Saturday, June 29, 2019

New Ingush Head to Be Confirmed by Republic Parliament on Same Day Ingush Vote in Municipal Elections


Paul Goble

            Staunton, June 28 – The Ingushetia election commission announced today that Makhmud-Ali Kalimatov will be voted on and presumably approved by the republic’s Popular Assembly on the same day that Ingush residents go to the polls to elect municipal councils (ansar.ru/society/stala-izvestna-data-vyborov-glavy-ingushetii).

            That coincidence may or may not lead to trouble given how many Ingush opposition figures have expressed the view that any new head of the republic should be subject to the direct vote of the population, one of their three key demands up to now (the other are the release of prisoners and the reversal of the border accord with Chechnya.)

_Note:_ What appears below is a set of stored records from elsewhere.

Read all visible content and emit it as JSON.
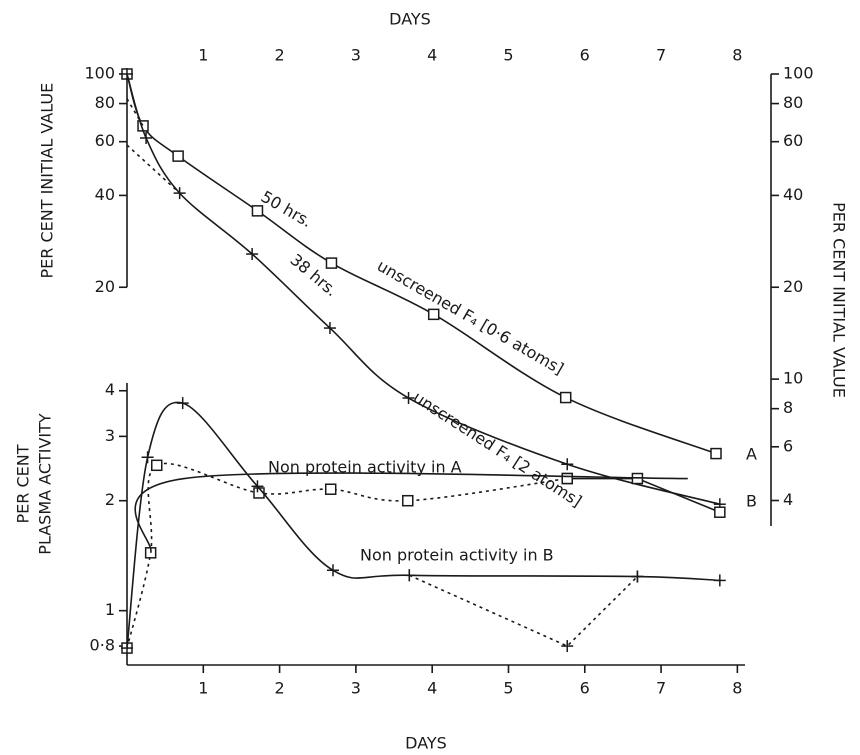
{
  "chart_data": [
    {
      "type": "line",
      "xlabel": "DAYS",
      "ylabel": "PER CENT INITIAL VALUE",
      "y2label": "PER CENT INITIAL VALUE",
      "xlim": [
        0,
        8.1
      ],
      "xticks": [
        1,
        2,
        3,
        4,
        5,
        6,
        7,
        8
      ],
      "ylog": true,
      "ylim": [
        3.3,
        100
      ],
      "yticks": [
        100,
        80,
        60,
        40,
        20
      ],
      "y2lim": [
        3.3,
        100
      ],
      "y2ticks": [
        100,
        80,
        60,
        40,
        20,
        10,
        8,
        6,
        4
      ],
      "grid": false,
      "color": "#1a1a1a",
      "series": [
        {
          "x": [
            0,
            0.21,
            0.67,
            1.71,
            2.68,
            4.02,
            5.75,
            7.72
          ],
          "values": [
            100,
            67.6,
            53.8,
            35.6,
            24.0,
            16.3,
            8.7,
            5.7
          ],
          "marker": "square",
          "dash": false,
          "smooth": true
        },
        {
          "x": [
            0,
            0.25,
            0.69,
            1.64,
            2.66,
            3.69,
            5.77,
            7.77
          ],
          "values": [
            100,
            61.7,
            40.7,
            25.7,
            14.7,
            8.67,
            5.26,
            3.89
          ],
          "marker": "plus",
          "dash": false,
          "smooth": true
        },
        {
          "x": [
            0,
            0.21
          ],
          "values": [
            83,
            67.6
          ],
          "marker": "none",
          "dash": true,
          "smooth": false
        },
        {
          "x": [
            0,
            0.69
          ],
          "values": [
            58.5,
            40.7
          ],
          "marker": "none",
          "dash": true,
          "smooth": false
        }
      ],
      "annotations": [
        "50 hrs.",
        "unscreened F₄ [0·6 atoms]",
        "38 hrs.",
        "unscreened F₄ [2 atoms]",
        "A",
        "B"
      ]
    },
    {
      "type": "line",
      "xlabel": "DAYS",
      "ylabel": [
        "PER CENT",
        "PLASMA ACTIVITY"
      ],
      "xlim": [
        0,
        8.1
      ],
      "xticks": [
        1,
        2,
        3,
        4,
        5,
        6,
        7,
        8
      ],
      "ylog": true,
      "ylim": [
        0.71,
        4.2
      ],
      "yticks": [
        4,
        3,
        2,
        1,
        {
          "value": 0.8,
          "label": "0·8"
        }
      ],
      "grid": false,
      "color": "#1a1a1a",
      "series": [
        {
          "x": [
            0,
            0.31,
            0.39,
            1.73,
            2.67,
            3.68,
            5.77
          ],
          "values": [
            0.79,
            1.44,
            2.5,
            2.1,
            2.15,
            2.0,
            2.3
          ],
          "marker": "square",
          "dash": true,
          "smooth": true
        },
        {
          "x": [
            5.77,
            6.69,
            7.77
          ],
          "values": [
            2.3,
            2.3,
            1.86
          ],
          "marker": "square",
          "dash": false,
          "smooth": false
        },
        {
          "x": [
            0.31,
            0.75,
            7.35
          ],
          "values": [
            1.44,
            2.3,
            2.3
          ],
          "marker": "none",
          "dash": false,
          "smooth": true
        },
        {
          "x": [
            0,
            0.27,
            0.73,
            1.71,
            2.7,
            3.7,
            6.69,
            7.77
          ],
          "values": [
            0.79,
            2.63,
            3.7,
            2.19,
            1.29,
            1.25,
            1.24,
            1.21
          ],
          "marker": "plus",
          "dash": false,
          "smooth": true
        },
        {
          "x": [
            3.7,
            5.77,
            6.69
          ],
          "values": [
            1.25,
            0.8,
            1.24
          ],
          "marker": "plus",
          "dash": true,
          "smooth": false
        }
      ],
      "annotations": [
        "Non protein activity in A",
        "Non protein activity in B"
      ]
    }
  ]
}
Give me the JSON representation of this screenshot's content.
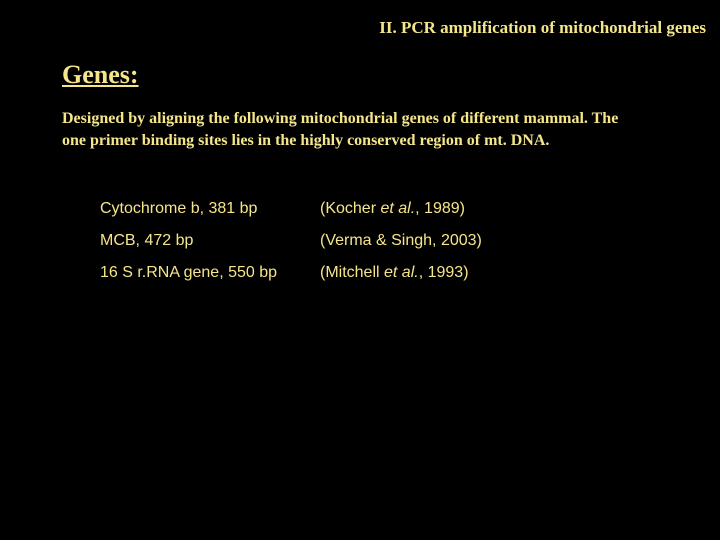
{
  "title": "II. PCR amplification of  mitochondrial genes",
  "heading": "Genes:",
  "description": "Designed by aligning the following mitochondrial genes of different mammal. The one primer binding sites lies in the highly conserved region of  mt. DNA.",
  "genes": [
    {
      "name": "Cytochrome b, 381 bp",
      "ref_pre": "(Kocher ",
      "ref_etal": "et al.",
      "ref_post": ", 1989)"
    },
    {
      "name": "MCB, 472 bp",
      "ref_pre": "(Verma & Singh, 2003)",
      "ref_etal": "",
      "ref_post": ""
    },
    {
      "name": "16 S r.RNA gene, 550 bp",
      "ref_pre": " (Mitchell ",
      "ref_etal": "et al.",
      "ref_post": ", 1993)"
    }
  ],
  "colors": {
    "background": "#000000",
    "text": "#f5e68a"
  }
}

            Moscow has clearly decided not to agree to that demand, something that may cast a shadow over the beginning of Kalimatov’s time in office, largely out of concern that any election could trigger ethnic conflicts but also because the center does not want to appear to have made such a concession to protests (kavkaz-uzel.eu/articles/337218/).

                The Ingush were delighted by the resignation of Yunus-Bek Yevkurov but so far have been restrained in their assessments of and predictions for his replacement, apparently having decided to take a wait-and-see attitude (kavkazr.com/a/30023460.html). But some telling comments are coming in both from Ingush and others.

                Local residents say that Kalimatov comes from “a respected Ingush family,” combines local and federal experience, and importantly is not a military man but someone whose entire career, unlike his two predecessors, has not been part of the siloviki. Consequently, they say, he may be open to a more political and less repressive approach. 

            Murad Daskiyev, head of the Union of Teips of the Ingush People and one of the leaders of the protest movement, says the Ingush are “fed up” with generals and want someone who talks  before deciding using force.  He says he hopes that Kalimatov will live up to that standard as he did when he served in Ingushetia earlier (mbk-news.appspot.com/suzhet/chelovek-iz-dobroj-semi/).

                Aleksey Malashenko, a Moscow specialist on Islam and the Caucasus, says that Kalimatov has all the qualities need for success: he is an ethnic Ingush but he has worked in the center and so can function at one and the same time as a federal and regional leader.  But the tasks confronting him are enormous; and Malashenko says he “doesn’t envy him.”

            One worrying sign: Daskiyev says that Ingush view Kalimatov as a “temporary” figure, someone sent in to do what Moscow wants but not someone who is likely to remain in place for very long.  In Daskiyev’s mind, anyone who wants to gain real authority in the republic will have to be elected by the population, something Kalimatov won’t be, at least initially.

            And the teip union leader ends with a warning: If Kalimatov continues Yevkurov’s policies, there will be more and larger protests.  “If he comes in and says let’s start with a clean slate, the situation could be entirely different.”